Musselburgh Transition Toun is another example. It is working wonders with a wee community garden by the river. Edinburgh Community Food is building a network across the city, and many other groups are doing fantastic jobs providing emergency food relief. I want to mention two of them: Transition Edinburgh South and the wonderful walled garden at Gracemount. There are undoubtedly many more that I have failed to mention, and they are all working wonders.
Food should help us to grow and to get well when we are not well; it should make us feel good. Really nutritious food helps us to keep well and gives us the ability to deal with busy lives, no matter how old we are. It gives us personal resilience. Local food networks are vital to the development of resilience at community level. We need to think about the future and about our ability to produce the food that we need closer to home.
In yesterday’s stage 3 proceedings on the Land Reform (Scotland) Bill, I spoke about the situation of the smallholder Jim Telfer, who is a tenant farmer who fears losing both the land that he rents and his livelihood, because his land is where the film studio that was discussed at First Minister’s question time, which is the subject of a speculative proposal, would be located. Is his farm on poor-quality land? No—it is on prime agricultural land. I hope that that will be recognised and valued, and that the film studio will be built elsewhere. Cumbernauld has been discussed as a possible location, but Shawfair, which is nearby, has excellent transport links and a school that focuses on the creative industries. Members of the local Damhead community have rallied round Jim and have campaigned hard. The vision that they have for the land where they live is for it to be formally recognised as Edinburgh’s food belt. We need to think about the idea of urban crofts. Green-belt land has never faced such development pressures, but we need to think about where the food that citizens within and outwith Edinburgh’s green belt eat comes from.

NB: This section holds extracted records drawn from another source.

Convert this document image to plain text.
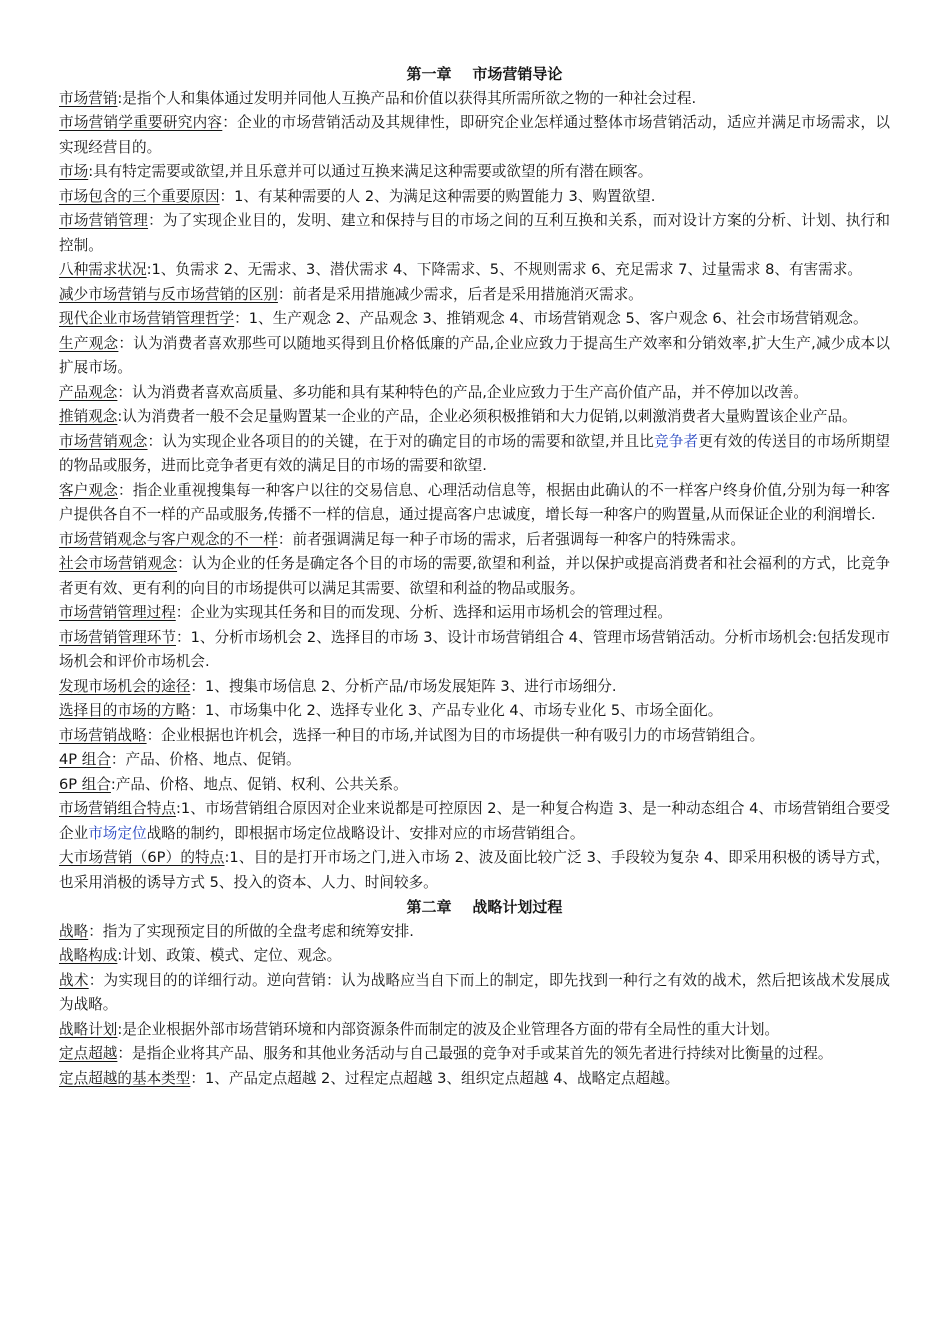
第一章    市场营销导论

市场营销:是指个人和集体通过发明并同他人互换产品和价值以获得其所需所欲之物的一种社会过程.

市场营销学重要研究内容：企业的市场营销活动及其规律性，即研究企业怎样通过整体市场营销活动，适应并满足市场需求，以实现经营目的。

市场:具有特定需要或欲望,并且乐意并可以通过互换来满足这种需要或欲望的所有潜在顾客。

市场包含的三个重要原因：1、有某种需要的人 2、为满足这种需要的购置能力 3、购置欲望.

市场营销管理：为了实现企业目的，发明、建立和保持与目的市场之间的互利互换和关系，而对设计方案的分析、计划、执行和控制。

八种需求状况:1、负需求 2、无需求、3、潜伏需求 4、下降需求、5、不规则需求 6、充足需求 7、过量需求 8、有害需求。

减少市场营销与反市场营销的区别：前者是采用措施减少需求，后者是采用措施消灭需求。

现代企业市场营销管理哲学：1、生产观念 2、产品观念 3、推销观念 4、市场营销观念 5、客户观念 6、社会市场营销观念。

生产观念：认为消费者喜欢那些可以随地买得到且价格低廉的产品,企业应致力于提高生产效率和分销效率,扩大生产,减少成本以扩展市场。

产品观念：认为消费者喜欢高质量、多功能和具有某种特色的产品,企业应致力于生产高价值产品，并不停加以改善。

推销观念:认为消费者一般不会足量购置某一企业的产品，企业必须积极推销和大力促销,以刺激消费者大量购置该企业产品。

市场营销观念：认为实现企业各项目的的关键，在于对的确定目的市场的需要和欲望,并且比竞争者更有效的传送目的市场所期望的物品或服务，进而比竞争者更有效的满足目的市场的需要和欲望.

客户观念：指企业重视搜集每一种客户以往的交易信息、心理活动信息等，根据由此确认的不一样客户终身价值,分别为每一种客户提供各自不一样的产品或服务,传播不一样的信息，通过提高客户忠诚度，增长每一种客户的购置量,从而保证企业的利润增长.

市场营销观念与客户观念的不一样：前者强调满足每一种子市场的需求，后者强调每一种客户的特殊需求。

社会市场营销观念：认为企业的任务是确定各个目的市场的需要,欲望和利益，并以保护或提高消费者和社会福利的方式，比竞争者更有效、更有利的向目的市场提供可以满足其需要、欲望和利益的物品或服务。

市场营销管理过程：企业为实现其任务和目的而发现、分析、选择和运用市场机会的管理过程。

市场营销管理环节：1、分析市场机会 2、选择目的市场 3、设计市场营销组合 4、管理市场营销活动。分析市场机会:包括发现市场机会和评价市场机会.

发现市场机会的途径：1、搜集市场信息 2、分析产品/市场发展矩阵 3、进行市场细分.

选择目的市场的方略：1、市场集中化 2、选择专业化 3、产品专业化 4、市场专业化 5、市场全面化。

市场营销战略：企业根据也许机会，选择一种目的市场,并试图为目的市场提供一种有吸引力的市场营销组合。

4P 组合：产品、价格、地点、促销。

6P 组合:产品、价格、地点、促销、权利、公共关系。

市场营销组合特点:1、市场营销组合原因对企业来说都是可控原因 2、是一种复合构造 3、是一种动态组合 4、市场营销组合要受企业市场定位战略的制约，即根据市场定位战略设计、安排对应的市场营销组合。

大市场营销（6P）的特点:1、目的是打开市场之门,进入市场 2、波及面比较广泛 3、手段较为复杂 4、即采用积极的诱导方式，也采用消极的诱导方式 5、投入的资本、人力、时间较多。

第二章    战略计划过程

战略：指为了实现预定目的所做的全盘考虑和统筹安排.

战略构成:计划、政策、模式、定位、观念。

战术：为实现目的的详细行动。逆向营销：认为战略应当自下而上的制定，即先找到一种行之有效的战术，然后把该战术发展成为战略。

战略计划:是企业根据外部市场营销环境和内部资源条件而制定的波及企业管理各方面的带有全局性的重大计划。

定点超越：是指企业将其产品、服务和其他业务活动与自己最强的竞争对手或某首先的领先者进行持续对比衡量的过程。

定点超越的基本类型：1、产品定点超越 2、过程定点超越 3、组织定点超越 4、战略定点超越。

The food belt is a compelling idea—it represents a much better way of thinking about the value of our green belt and its benefits. Land in the food belt is a way of connecting us to our food. Land here could have many more local businesses providing employment to people in cities and in more rural areas. For too many people, the green belt is a patch of land that they commute through without giving it much thought. We can rethink that land.
I hope that the minister understands not just the power of ideas, but the power of money. Yesterday, I learned that the funding that allowed the Scottish food coalition to form has been cut—in fact, it has been completely removed: Nourish Scotland’s funding has gone from £90,000 to nothing.